The remarkable thing about the exhibit is how poorly the artwork has aged. Much of it looks shabby and dissipated, the vibrancy lost (perhaps because much of the vibrancy was a projection to begin with.)
Of greater interest is that such a time was inflated into a "Revolution" as if free love, freely available hallucinogens, and loud music represented fundamental change in the human condition. Now, 40 years later, superannuated hippies (those who survived relatively intact) try to rekindle the revolutionary spirit, or worse, attempt to rationalize the excesses as a harbinger of a new way for men to behave and relate.
The exhibit remarks upon the explicitly Pacifistic and Utopian sensibilities of those caught up in the time. It fails to reconcile the grandiose and Utopian desire with the reality that was stunningly in contradiction of th avowed goals of peace, love, and brotherhood.
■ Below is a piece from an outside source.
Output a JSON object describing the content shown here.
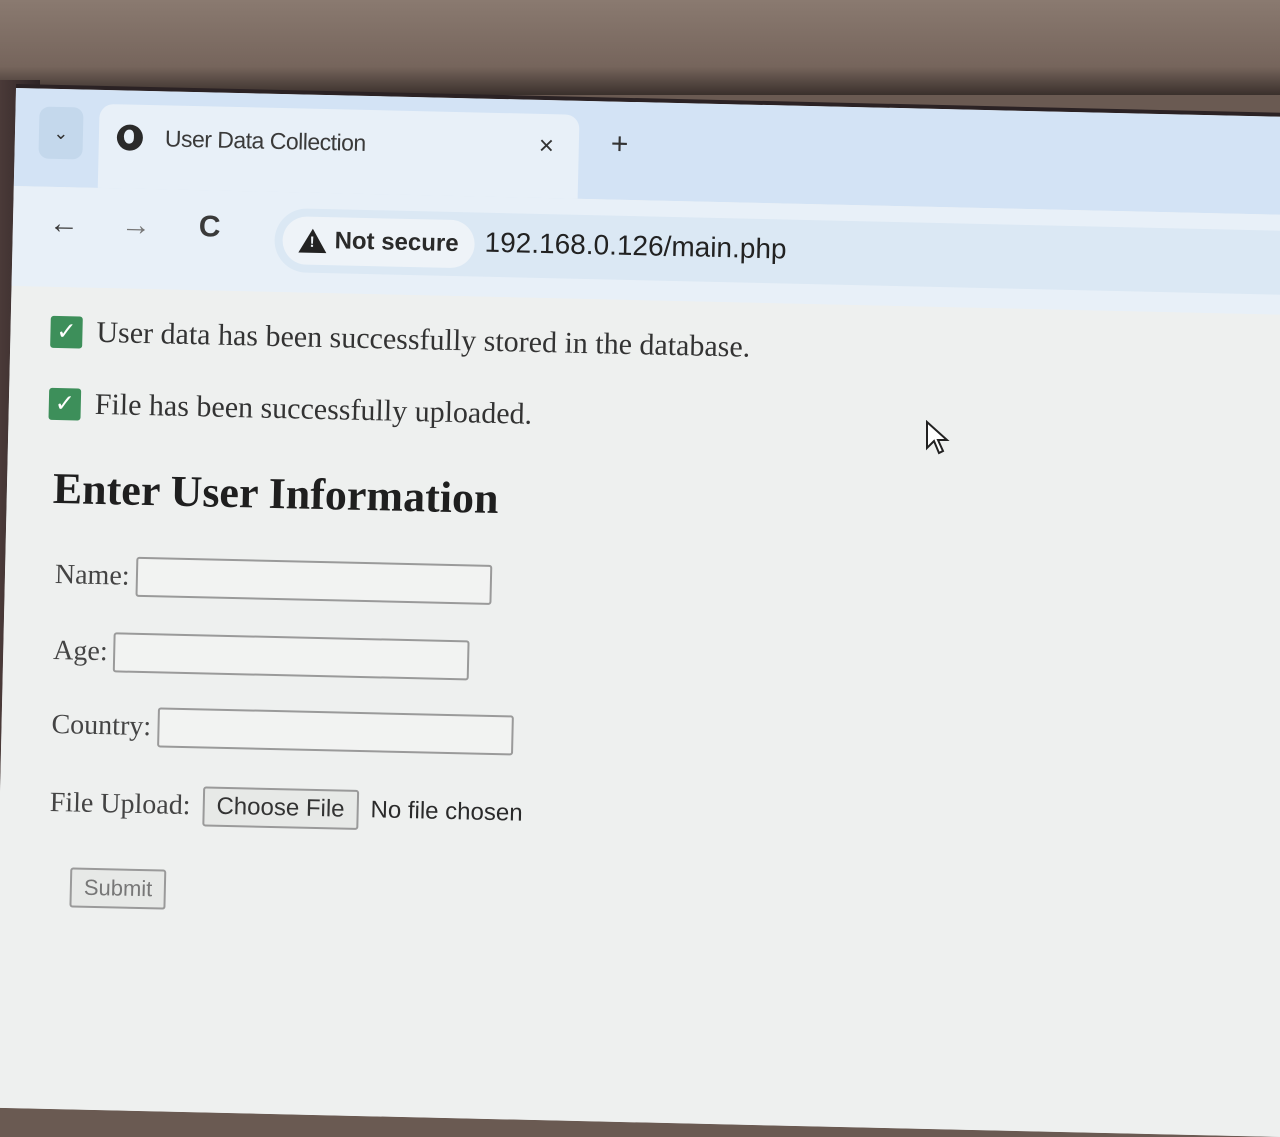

While those who imagined themselves fighting the "pigs" for their right to party may have well believed they were acting in a heroic fashion, the utterly narcissistic gratifications being sought and experienced throughout offer a different perspective. The courage of the counterculture youth, whose goal was to inhibit their aggression, resided more in their minds than in reality. There has never been a more indulged generation and almost nothing was risked in confronting "the man," who exercised a restraint that should have been applauded yet was depicted as the "enemy" by those who imagined themselves to be Street Fighting Men. It is an easy conceit for an adolescent to adopt, that his "play" is important and can (and did) change the world, but such a conceit should at least mildly embarrass those who recognize that reality is ultimately a deeply serious place to live.
The 60s of the "Summer of Love" and the "Psychedelic Era" were many things, most of them profoundly trivial, but they were not a heroic time in which boys could learn to be men; they were a time when boys were encouraged to inhibit their aggression and continue to play. Too many who grew up in that time now act as if they need to continue behaving like rebels against a constricting universe in order to feel that their immaturity actually represents a deeper maturity. (How often do we hear from those who claim to "speak truth to power" how courageous they are, when in reality they risk nothing, since they are an integral part of the very establishment they claim to decry?)
The Beatles sang "Love is all you need" but the fatuity of that sentiment should be obvious in a world in which vile misogynistic, racist, anti-Semites would like nothing more than to kill those who "Love" so mindlessly.
Utopian grandiosity is an expectable affectation for adolescents. We expect it and might worry if our adolescents didn't dream of saving the world. The contrast between the growth of Christian Bale's Dan Evans and the perpetual adolescence of the Woodstock generation who Rites of Passage were a sham, could not be clearer.
But at least the music of the 60s was great.